My issue is, it’s 2015 now… we have a robot tweeting on Mars. Photography (and self acceptance) has evolved far beyond this, yet… we’re still trying to distort our images beyond recognition, to be fairer.
With social media being (probably) the greatest influencer on what we perceive to be “beautiful”, “cool”or”acceptable”, our washed out pics do seem to get more likes than others, so this must be because the audience perceives us as prettier when we are fairer.
And no this not new to any of us, it falls perfectly in place with the age-old societal indoctrination that beauty is associated to fair skin. I watched a Snow White play recently with my daughter and watching it as an adult, it became quite disturbing. I realized that it is doing a good job at teaching toddlers “Mirror, mirror on the wall… who is the fairest of us all”… and obsessively highlights the plight of a crazy witch obsessed with being the “fairest” and most beautiful to the point that she literally shattered to death.
Yes I am aware that there is a bit of historical language context that could be considered here i.e “fair” being used as a term of beauty, but try explaining that to a 4 year old and then having the main character’s claim to fame being that she is extra-ordinarily pale? A bit of an awkward overlap, right?
I left there thinking:
a) what was I thinking bringing my kid to watch this, bad parenting Lisa!
b) I freaked out because my 4 year old now developed a preference for skin colour (to which she was previously colour blind) and suddenly did not like darker animated characters and so chocolate barbie has been feeling lonely and she refuses to be the yellow Power Ranger.
Then we have years of cosmetic brainwash happening although they have become masters at making the whole “fairer is prettier” thing more and more subtle. Over the years we have witnessed countless black models’ complexions being distorted to appear lighter by white-washing them (Beyonce we saw you, well barely… lol). Skin lightening products are a gold mine and obsessively so in the brown skinned Indian and African-American communities.
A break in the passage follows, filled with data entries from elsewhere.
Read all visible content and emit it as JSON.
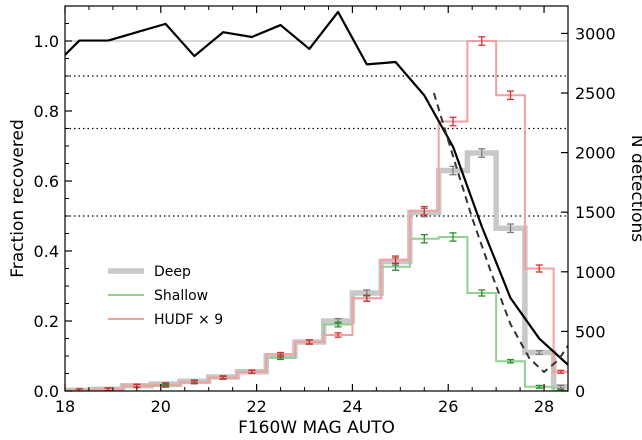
{
  "chart_data": {
    "type": "line",
    "xlabel": "F160W MAG AUTO",
    "ylabel": "Fraction recovered",
    "y2label": "N detections",
    "xlim": [
      18,
      28.5
    ],
    "ylim": [
      0,
      1.1
    ],
    "y2lim": [
      0,
      3230
    ],
    "x_ticks": [
      18,
      20,
      22,
      24,
      26,
      28
    ],
    "y_ticks": [
      0.0,
      0.2,
      0.4,
      0.6,
      0.8,
      1.0
    ],
    "y2_ticks": [
      0,
      500,
      1000,
      1500,
      2000,
      2500,
      3000
    ],
    "x_tick_labels": [
      "18",
      "20",
      "22",
      "24",
      "26",
      "28"
    ],
    "y_tick_labels": [
      "0.0",
      "0.2",
      "0.4",
      "0.6",
      "0.8",
      "1.0"
    ],
    "y2_tick_labels": [
      "0",
      "500",
      "1000",
      "1500",
      "2000",
      "2500",
      "3000"
    ],
    "reference_lines": [
      {
        "y": 1.0,
        "style": "solid",
        "color": "#b0b0b0"
      },
      {
        "y": 0.9,
        "style": "dotted",
        "color": "#000000"
      },
      {
        "y": 0.75,
        "style": "dotted",
        "color": "#000000"
      },
      {
        "y": 0.5,
        "style": "dotted",
        "color": "#000000"
      }
    ],
    "bin_edges": [
      18,
      18.6,
      19.2,
      19.8,
      20.4,
      21.0,
      21.6,
      22.2,
      22.8,
      23.4,
      24.0,
      24.6,
      25.2,
      25.8,
      26.4,
      27.0,
      27.6,
      28.2,
      28.5
    ],
    "series": [
      {
        "name": "Deep",
        "axis": "left",
        "style": "step",
        "color": "#c8c8c8",
        "errcolor": "#7a7a7a",
        "width": 5.5,
        "values": [
          0.002,
          0.005,
          0.015,
          0.02,
          0.028,
          0.04,
          0.055,
          0.1,
          0.14,
          0.2,
          0.28,
          0.37,
          0.51,
          0.63,
          0.68,
          0.465,
          0.11,
          0.012
        ]
      },
      {
        "name": "Shallow",
        "axis": "left",
        "style": "step",
        "color": "#90d090",
        "errcolor": "#2e8b2e",
        "width": 2,
        "values": [
          0.002,
          0.004,
          0.015,
          0.015,
          0.025,
          0.038,
          0.055,
          0.095,
          0.14,
          0.19,
          0.265,
          0.355,
          0.435,
          0.44,
          0.28,
          0.085,
          0.012,
          0.0
        ]
      },
      {
        "name": "HUDF × 9",
        "axis": "left",
        "style": "step",
        "color": "#f4a0a0",
        "errcolor": "#d83030",
        "width": 2,
        "values": [
          0.002,
          0.005,
          0.015,
          0.018,
          0.025,
          0.038,
          0.055,
          0.105,
          0.14,
          0.16,
          0.265,
          0.375,
          0.515,
          0.77,
          1.0,
          0.845,
          0.35,
          0.055
        ]
      },
      {
        "name": "",
        "axis": "right",
        "style": "solid",
        "color": "#000000",
        "x": [
          18.0,
          18.3,
          18.9,
          19.5,
          20.1,
          20.7,
          21.3,
          21.9,
          22.5,
          23.1,
          23.7,
          24.3,
          24.9,
          25.5,
          26.1,
          26.7,
          27.3,
          27.9,
          28.5
        ],
        "y": [
          2820,
          2940,
          2940,
          3010,
          3080,
          2810,
          3010,
          2970,
          3070,
          2870,
          3180,
          2740,
          2760,
          2480,
          2050,
          1380,
          780,
          440,
          220
        ]
      },
      {
        "name": "",
        "axis": "right",
        "style": "dashed",
        "color": "#333333",
        "x": [
          25.7,
          26.1,
          26.5,
          26.9,
          27.3,
          27.7,
          28.0,
          28.3,
          28.5
        ],
        "y": [
          2500,
          1970,
          1450,
          990,
          560,
          270,
          160,
          260,
          380
        ]
      }
    ],
    "legend": {
      "position": "lower-left",
      "entries": [
        "Deep",
        "Shallow",
        "HUDF × 9"
      ]
    },
    "grid": false
  }
}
As a brown skinned girl, I am well aware of my fellow brown skinned girls who bleach their skin, risking chemical burns to get it lighter. Suddenly Snow White is just the privileged villain and we can empathize with the witch. Thankfully, our mirrors do not speak. lol
And so today we have Instagram to help make this white-washing effect a little easier (less “burny”) and so we’re obsessively lightening our beautiful darker shades of skin, just as Danity Kane’s Dawn Richards tweeted after being attacked by her fans for suspiciously bleaching her skin after a photoshoot- “Filter is the New Bleach”.
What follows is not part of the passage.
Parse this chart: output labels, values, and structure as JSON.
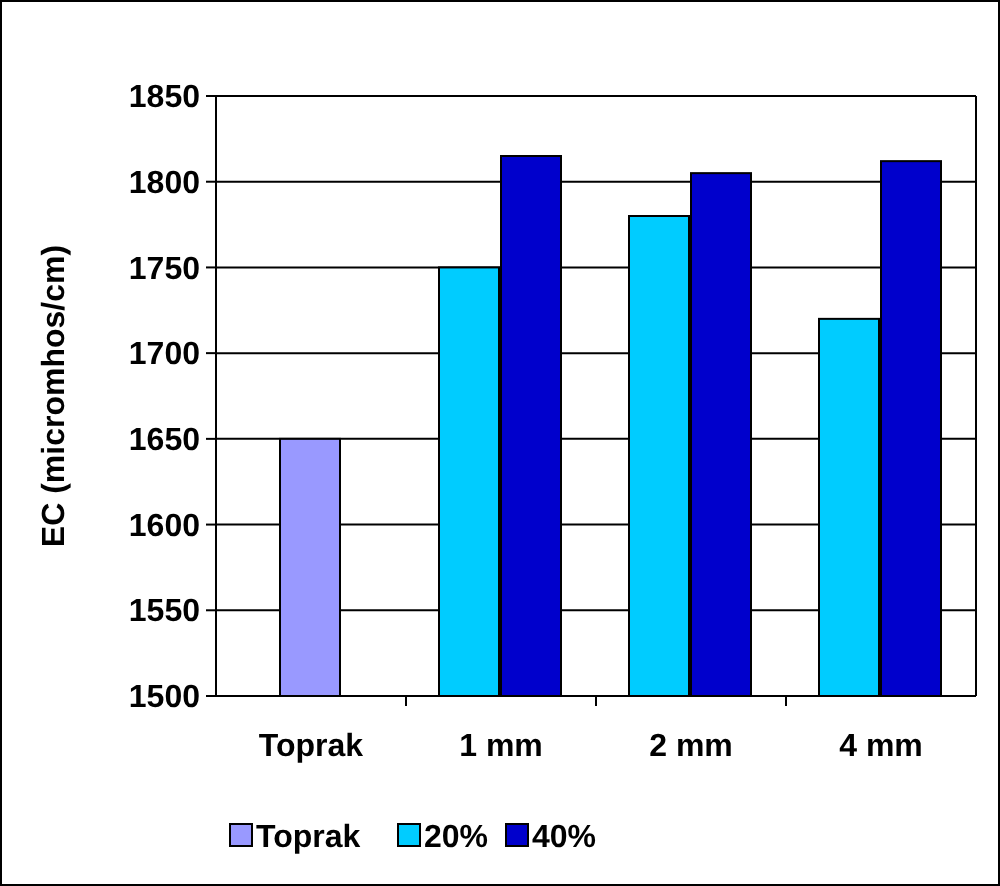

So what is it that am I trying to say here— let’s abandon filters? Nope. That’s a ridiculous request… we thrive on likes and comments and general interest from others in our lives— with some research even proving that filtered photos are more likely to be viewed than unfiltered.
I do believe that filters can be a really cool tool for enhancing your photographs, I just think there needs to perhaps be better options to choose from that are accommodating towards people of colour because there is a huge difference between filters that can be used to eliminate blemishes on your skin and those that place you under a new racial category.
On the other hand – WE are responsible for creating what is accepted as “beautiful” or not… we’re on the opposite ends of each others photographs giving away the likes, perhaps we need to also start to change the societal norm of “Insta” beauty and take the filters off our own eyes.
I am personally tired of trying to decide whether I am Jackson 5 Michael or like… Liberian Girl Michael. We should be proud and enhance our brown skin, showcasing the rich colours we posses because that’s beautiful too.